From yesterday's Times: 'Artificial Virginity' Kit Opposed
Published: October 5, 2009
Conservative lawmakers have called for a ban on imports of a Chinese-made kit meant to help women fake their virginity. The Artificial Virginity Hymen kit, which is distributed by the Chinese company Gigimo and costs about $30, is intended to help newly married women fool their husbands into believing they are virgins, an essential marriage requirement for women in much of the Middle East, by leaking a blood-like substance when inserted and broken. Sheik Sayed Askar, a member of the parliamentary committee on religious affairs, demanded the government take responsibility for fighting the product, which he said would make it easier for women to give in to temptation. (Italics mine)

The Vatican and the imams may be tweeting and twittering, but some things just haven’t changed. Who would have imagined that, centuries after moveable type, penicillin, lycra & space travel, virginity would still be the fulcrum upon which a woman’s life rests.
Thousands of years ago, young women were often killed as they tried to defend their virginity; and for this they entered the annals as “Saint, Virgin and Martyr.”
Today, for instance, we honor Saint Osyth of Mercia (AD 675).

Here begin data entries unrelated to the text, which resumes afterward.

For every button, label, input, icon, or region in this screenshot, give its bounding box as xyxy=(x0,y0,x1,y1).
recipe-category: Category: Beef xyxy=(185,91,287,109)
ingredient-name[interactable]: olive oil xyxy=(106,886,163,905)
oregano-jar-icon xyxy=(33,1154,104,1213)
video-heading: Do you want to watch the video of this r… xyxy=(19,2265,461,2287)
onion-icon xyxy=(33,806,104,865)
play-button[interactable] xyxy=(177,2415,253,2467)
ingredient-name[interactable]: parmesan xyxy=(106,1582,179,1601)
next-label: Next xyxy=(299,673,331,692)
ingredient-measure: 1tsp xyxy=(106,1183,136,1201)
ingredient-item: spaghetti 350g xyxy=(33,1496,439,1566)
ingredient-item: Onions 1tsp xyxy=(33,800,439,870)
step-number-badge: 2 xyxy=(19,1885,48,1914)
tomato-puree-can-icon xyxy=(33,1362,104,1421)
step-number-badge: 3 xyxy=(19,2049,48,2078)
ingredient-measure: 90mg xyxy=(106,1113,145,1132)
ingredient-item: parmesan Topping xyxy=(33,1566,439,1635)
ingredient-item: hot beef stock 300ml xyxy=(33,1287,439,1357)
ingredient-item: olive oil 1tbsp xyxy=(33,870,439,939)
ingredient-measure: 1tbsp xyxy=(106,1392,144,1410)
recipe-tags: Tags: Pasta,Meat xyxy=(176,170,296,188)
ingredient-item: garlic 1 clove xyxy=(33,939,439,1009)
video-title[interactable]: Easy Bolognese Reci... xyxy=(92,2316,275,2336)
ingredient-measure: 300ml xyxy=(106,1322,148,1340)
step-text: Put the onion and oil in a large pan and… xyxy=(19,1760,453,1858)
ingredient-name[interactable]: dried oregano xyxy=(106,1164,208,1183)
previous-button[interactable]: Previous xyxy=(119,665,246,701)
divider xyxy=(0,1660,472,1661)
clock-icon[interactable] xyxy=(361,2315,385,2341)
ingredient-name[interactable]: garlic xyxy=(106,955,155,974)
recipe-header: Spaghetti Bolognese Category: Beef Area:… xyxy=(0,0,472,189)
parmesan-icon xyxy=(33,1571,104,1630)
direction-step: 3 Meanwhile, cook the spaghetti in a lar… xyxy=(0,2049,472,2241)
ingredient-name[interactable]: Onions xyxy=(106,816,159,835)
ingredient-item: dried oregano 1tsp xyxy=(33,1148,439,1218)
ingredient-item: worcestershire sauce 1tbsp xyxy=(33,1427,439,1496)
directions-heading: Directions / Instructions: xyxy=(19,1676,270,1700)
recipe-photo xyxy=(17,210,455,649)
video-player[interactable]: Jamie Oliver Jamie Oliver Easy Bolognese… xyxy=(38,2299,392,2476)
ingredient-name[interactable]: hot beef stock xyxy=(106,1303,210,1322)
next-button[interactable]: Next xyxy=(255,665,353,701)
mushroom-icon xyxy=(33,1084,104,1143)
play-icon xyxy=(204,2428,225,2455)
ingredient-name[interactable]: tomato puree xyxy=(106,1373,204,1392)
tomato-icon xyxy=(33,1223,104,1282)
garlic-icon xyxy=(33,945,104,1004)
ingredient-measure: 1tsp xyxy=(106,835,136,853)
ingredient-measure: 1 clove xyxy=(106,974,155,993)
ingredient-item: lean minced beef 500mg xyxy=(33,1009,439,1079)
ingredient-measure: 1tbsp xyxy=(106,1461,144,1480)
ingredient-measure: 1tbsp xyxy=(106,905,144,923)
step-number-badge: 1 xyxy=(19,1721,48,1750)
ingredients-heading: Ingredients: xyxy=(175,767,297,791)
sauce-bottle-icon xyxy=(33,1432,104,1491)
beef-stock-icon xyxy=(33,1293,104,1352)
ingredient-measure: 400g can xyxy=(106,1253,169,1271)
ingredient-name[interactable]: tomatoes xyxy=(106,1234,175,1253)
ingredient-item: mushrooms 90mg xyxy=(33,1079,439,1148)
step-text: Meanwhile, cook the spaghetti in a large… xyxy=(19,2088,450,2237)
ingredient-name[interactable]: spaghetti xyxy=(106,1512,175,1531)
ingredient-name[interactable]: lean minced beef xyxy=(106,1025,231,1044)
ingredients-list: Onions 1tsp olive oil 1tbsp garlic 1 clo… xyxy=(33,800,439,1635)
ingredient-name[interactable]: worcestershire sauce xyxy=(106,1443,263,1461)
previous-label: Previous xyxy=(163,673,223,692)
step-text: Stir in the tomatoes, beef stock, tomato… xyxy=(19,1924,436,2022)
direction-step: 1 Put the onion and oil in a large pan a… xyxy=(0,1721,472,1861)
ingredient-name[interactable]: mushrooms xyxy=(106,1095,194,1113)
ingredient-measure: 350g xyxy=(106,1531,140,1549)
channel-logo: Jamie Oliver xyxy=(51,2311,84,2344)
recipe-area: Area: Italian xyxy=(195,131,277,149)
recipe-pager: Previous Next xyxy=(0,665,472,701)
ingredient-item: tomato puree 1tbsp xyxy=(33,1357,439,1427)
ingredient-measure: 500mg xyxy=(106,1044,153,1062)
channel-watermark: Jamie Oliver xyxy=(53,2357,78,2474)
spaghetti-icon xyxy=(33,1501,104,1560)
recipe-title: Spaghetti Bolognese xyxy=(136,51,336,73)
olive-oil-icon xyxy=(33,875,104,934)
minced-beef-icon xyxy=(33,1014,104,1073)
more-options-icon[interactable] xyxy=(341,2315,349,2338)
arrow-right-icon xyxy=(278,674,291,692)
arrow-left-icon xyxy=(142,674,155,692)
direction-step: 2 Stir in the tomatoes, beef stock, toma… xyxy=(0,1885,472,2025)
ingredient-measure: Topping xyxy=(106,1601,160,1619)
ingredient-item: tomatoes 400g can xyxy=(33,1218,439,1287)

Against her wishes, her parents married her off to Sighere, king of the Saxons. His real passion was hunting, so much so that on their wedding night he was distracted from his connubial duties by a roaming stag. Off he went to slaughter the antlered beast, and when he got home Osyth had decamped. She took up residence in a convent where she lived happily until a pirate raid. Osyth resisted the piratical marauders wishing to take her away for their nefarious purposes, and for that her head was separated from her body.
About Saint Justina little is known except that she was devoted to her virginity and to God. In that order. She is generally portrayed with a unicorn to underscore that virginity, unicorns being symbols of virginity, presumably on account of their whiteness, and not the single (and frankly, phallic) horn.
I could go on, citing Saints Reparata and Faith, virgins martyred when only 12 years old. And the catatonic/ecstatic Saint Flora. And Saint Dymphna fleeing her incestuous father’s lust. But I will resist.
As for the Artificial Virginity Kit, I ask myself, which is worse: That there is a need for such a clever device? Or that it is banned?